Storage
Function Fuse Storage classes define how the results produced by Nodes
are stored. All Workflows can have a Storage class attached using the
set_storage()
method. We use the storage_factory
to instantiate
a storage object from a configuration dictionary, with “kind” key
indicating the storage class to use, and “options” providing class-specific
options:
from functionfuse.storage import storage_factory
opt = {
"kind": "file",
"options": {
"path": "storage"
}
}
storage = storage_factory(opt)
The basic template for using a storage object looks as follows:
from functionfuse.backends.builtin.localback import LocalWorkflow
the_workflow_name = "operations"
local_workflow = LocalWorkflow(node1, workflow_name=the_workflow_name)
local_workflow.set_storage(storage)
_ = local_workflow.run()
This will set the FileStorage
object declared above into the
LocalWorkflow
and the combination of the backend and the storage
dictate how and where node outputs are saved.
After running a workflow, instantiating a storage class with identical options will provide access to list and read task results from storage:
from functionfuse.storage import storage_factory
opt = {
"kind": "file",
"options": {
"path": "storage"
}
}
storage = storage_factory(opt)
all_tasks = storage.list_tasks(workflow_name=the_workflow_name, pattern="*")
print("All graph node names: ", all_tasks)

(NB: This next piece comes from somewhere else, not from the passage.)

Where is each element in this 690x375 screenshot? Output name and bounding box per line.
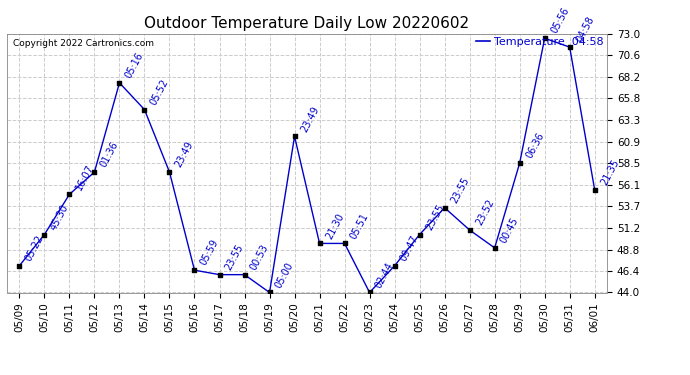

node2_result = storage.read_task(workflow_name=the_workflow_name, task_name="node2")
Serializers
Storage can utilize Serializers attached to the storage object. The intention of serializers is to be able to flexibly assign custom serialization approaches for certain types of objects to any storage object. For example, to utilize custom serialization of dask arrays to hdf5 files (rather than using pickle to dump to file), register the DaskArraySerializer:
from functionfuse.storage import storage_factory
from functionfuse.serializers.daskarray import DaskArraySerializer
opt = {
"kind": "file",
"options": {
"path": "storage"
}
}
storage = storage_factory(opt)
storage.register_persistent_serializers(DaskArraySerializer)
Protocols
Different storage classes may use different Protocols
for opening, reading to, and writing from files. To make serializers, and other
functions that might want to interface with a storage object, aware of the
protocols a storage class uses, each storage class implements a protocols
dictionary that is passed to the pickle
and unpickle
functions used by
serializers. Currently there are 2 default keys used by this dictionary
(FILE_PROTOCOL
, S3_PROTOCOL
) that custom pickle functions can reference
for how to access the file protocols used by the storage class.